WITNESS PROTECTION: Two Maryland Democrats introduced legislation Wednesday to create short-term, locally based witness protection programs for cases involving homicides and other violent crimes, John Fritze of the Sun writes. The measure would set aside $150 million in federal grants to establish the programs. Witness intimidation has long been an issue in the Baltimore City judicial system.
FIRING PROMPTS LAWSUIT: A former prosecutor has alleged Baltimore City State’s Attorney Marilyn J. Mosby violated her constitutional rights by firing her for having backed Mosby’s political rival and predecessor, Gregg L. Bernstein, Steve Lash of the Daily Record reports.
SCHUH SHAKES UP ETHICS PANEL: The next appointment to the Anne Arundel County Ethics Commission is up for grabs as Democrats and Republicans vie for control of the panel, Rema Rahman is writing in the Annapolis Capital. Republican County Executive Steve Schuh said his rationale for wanting more members of his party was to fulfill the will of voters who gave the GOP a majority of local public offices during the last election.
CARROLL TO SHUT THREE SCHOOLS: To the disappointment of many in attendance, the Carroll County Board of Education voted 4-1 Wednesday night to move forward with schools Superintendent Stephen Guthrie’s proposal to shutter three schools next year, after hearing a final round of feedback from community members urging to delay closures, Lauren Loricchio reports in the Carroll County Times.

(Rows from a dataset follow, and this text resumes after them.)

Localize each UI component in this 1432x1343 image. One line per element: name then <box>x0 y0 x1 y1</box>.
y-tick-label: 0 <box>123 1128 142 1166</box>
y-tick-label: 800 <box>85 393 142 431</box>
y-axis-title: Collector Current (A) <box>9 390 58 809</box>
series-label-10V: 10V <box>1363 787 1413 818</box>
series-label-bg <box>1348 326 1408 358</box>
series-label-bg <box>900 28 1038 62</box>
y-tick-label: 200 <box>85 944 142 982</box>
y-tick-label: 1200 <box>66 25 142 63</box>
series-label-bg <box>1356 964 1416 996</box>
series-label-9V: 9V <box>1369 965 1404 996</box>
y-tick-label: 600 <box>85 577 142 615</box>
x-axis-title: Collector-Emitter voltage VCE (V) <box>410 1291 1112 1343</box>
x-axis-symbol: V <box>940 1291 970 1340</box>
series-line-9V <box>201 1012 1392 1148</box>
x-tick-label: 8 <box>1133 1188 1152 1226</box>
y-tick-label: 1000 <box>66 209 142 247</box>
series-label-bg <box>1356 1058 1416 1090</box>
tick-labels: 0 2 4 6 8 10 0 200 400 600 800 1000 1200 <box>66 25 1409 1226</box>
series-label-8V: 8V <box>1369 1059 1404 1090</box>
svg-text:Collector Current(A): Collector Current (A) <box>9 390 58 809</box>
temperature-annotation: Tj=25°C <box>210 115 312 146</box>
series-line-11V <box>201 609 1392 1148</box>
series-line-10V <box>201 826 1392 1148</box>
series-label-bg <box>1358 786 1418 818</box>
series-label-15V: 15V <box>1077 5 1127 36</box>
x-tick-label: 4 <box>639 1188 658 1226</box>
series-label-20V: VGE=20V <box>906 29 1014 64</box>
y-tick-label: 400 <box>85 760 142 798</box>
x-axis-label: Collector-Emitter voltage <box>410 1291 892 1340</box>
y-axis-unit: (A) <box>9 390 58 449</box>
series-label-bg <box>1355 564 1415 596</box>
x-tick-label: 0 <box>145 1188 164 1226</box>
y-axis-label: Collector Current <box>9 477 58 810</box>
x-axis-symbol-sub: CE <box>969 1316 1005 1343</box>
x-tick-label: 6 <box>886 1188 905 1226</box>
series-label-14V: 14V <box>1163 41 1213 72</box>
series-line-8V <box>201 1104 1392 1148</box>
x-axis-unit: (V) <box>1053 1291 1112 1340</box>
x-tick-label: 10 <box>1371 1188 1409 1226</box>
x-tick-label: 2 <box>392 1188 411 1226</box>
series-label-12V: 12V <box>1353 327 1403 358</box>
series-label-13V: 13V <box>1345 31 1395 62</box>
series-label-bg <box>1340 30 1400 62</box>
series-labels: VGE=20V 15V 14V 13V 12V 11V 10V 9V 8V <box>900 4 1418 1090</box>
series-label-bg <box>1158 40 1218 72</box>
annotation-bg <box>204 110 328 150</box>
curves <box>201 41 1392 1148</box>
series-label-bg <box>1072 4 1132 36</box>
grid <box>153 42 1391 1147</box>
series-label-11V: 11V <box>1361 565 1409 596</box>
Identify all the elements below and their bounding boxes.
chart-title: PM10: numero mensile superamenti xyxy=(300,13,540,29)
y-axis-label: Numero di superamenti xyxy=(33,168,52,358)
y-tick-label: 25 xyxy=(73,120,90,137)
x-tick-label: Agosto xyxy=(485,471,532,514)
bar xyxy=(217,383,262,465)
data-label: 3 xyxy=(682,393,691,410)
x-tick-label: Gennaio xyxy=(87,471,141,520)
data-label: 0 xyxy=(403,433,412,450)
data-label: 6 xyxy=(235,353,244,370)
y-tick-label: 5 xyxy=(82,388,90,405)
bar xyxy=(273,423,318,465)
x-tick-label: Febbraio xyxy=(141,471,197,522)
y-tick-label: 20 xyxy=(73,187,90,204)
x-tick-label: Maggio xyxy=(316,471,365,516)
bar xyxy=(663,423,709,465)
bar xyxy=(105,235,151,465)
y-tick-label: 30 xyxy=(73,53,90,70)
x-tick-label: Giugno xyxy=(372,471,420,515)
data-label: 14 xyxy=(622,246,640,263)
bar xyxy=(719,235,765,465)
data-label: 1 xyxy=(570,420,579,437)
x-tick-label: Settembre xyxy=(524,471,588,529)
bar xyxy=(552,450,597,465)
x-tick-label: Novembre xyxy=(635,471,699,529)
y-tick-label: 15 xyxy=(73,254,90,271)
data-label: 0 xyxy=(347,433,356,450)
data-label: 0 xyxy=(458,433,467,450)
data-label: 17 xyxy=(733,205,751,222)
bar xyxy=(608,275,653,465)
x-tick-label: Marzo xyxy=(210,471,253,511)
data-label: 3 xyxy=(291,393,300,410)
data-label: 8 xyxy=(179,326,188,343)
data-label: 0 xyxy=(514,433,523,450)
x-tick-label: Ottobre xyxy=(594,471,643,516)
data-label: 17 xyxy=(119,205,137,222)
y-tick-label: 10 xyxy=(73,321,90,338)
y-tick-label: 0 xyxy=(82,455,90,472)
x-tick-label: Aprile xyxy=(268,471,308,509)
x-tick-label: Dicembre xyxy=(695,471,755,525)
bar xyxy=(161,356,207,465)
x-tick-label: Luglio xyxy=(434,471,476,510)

FREDERICK MOMS SEEK GUN LAWS: Mike Persley of the Frederick News Post writes that, just over a week after two people in San Bernardino, Calif., walked into a government building and shot and killed 14 people, a group of Frederick County mothers is heading to Washington to pressure federal lawmakers to change the nation’s gun laws. Carrie Larson said she’s tired of hearing excuses while there’s one mass shooting after another. She imagines her own kids at risk every time there’s another shooting, she said.